First Tennessee Bank in Memphis is almost exclusively a Microsoft organisation, after making a switch from International Business Machines O/S 2 system. "Microsoft built its office suite of products to work with its operating system, which was pretty nice," said Mr Robert King, senior vice-president of information systems and investment banking at the $18 billion-asset bank. "So far we've had issues, but we're not unsatisfied that we made that strategic call."

On the operating system side, First Tennessee uses Windows NT and is looking to go to Windows 2000 within 12 to 14 months. "I haven't heard anything that would cause us not to do that," Mr King said. "If the government splits Microsoft in two, then Microsoft will lose some of the advantages it has," he said.

One such advantage is that about 80 per cent of software vendors write applications to work with Microsoft. "This allows us a big selection to choose from and the ability to integrate our own products," Mr King said.

Mr Michael Cardiff, president and chief executive officer of Vancouver-based Prologic, a large provider of NT-based software to the financial services industry, said he though a split could be a positive development.

Prologic has 350 financial institution customers worldwide, including 25 Internet-only banks.

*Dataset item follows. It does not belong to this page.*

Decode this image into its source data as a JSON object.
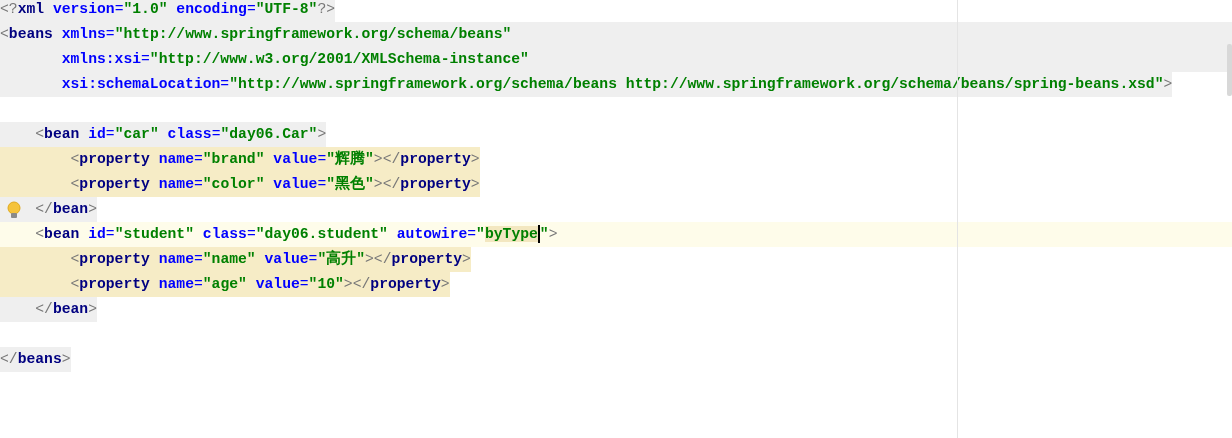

A Microsoft company devoted to an operating system "could focus on greater support, service, and relationships with corporate buyers worldwide", Mr Cardiff said. A separate company focused on office products, "could enhance these products to handle larger, higher-volume, mission-critical applications." A break-up "could force Microsoft to make products suited to a particular space, which is positive for us and our customers," Mr Cardiff said.

Mr Lawrence Tabb, a director at Tower Group in Needham, Massachusetts, said a Microsoft break-up "absolutely would" have an impact on the financial services industry. Microsoft's dominance "has simplified life for technologists in the industry", Mr Tabb said.

"It is easier for these financial services firms to develop software and roll it out and not have to make bets on software that won't make it into this new millennium." Microsoft has "helped our industry save money and make more generic applications suitable for different organisations and different departments", he said.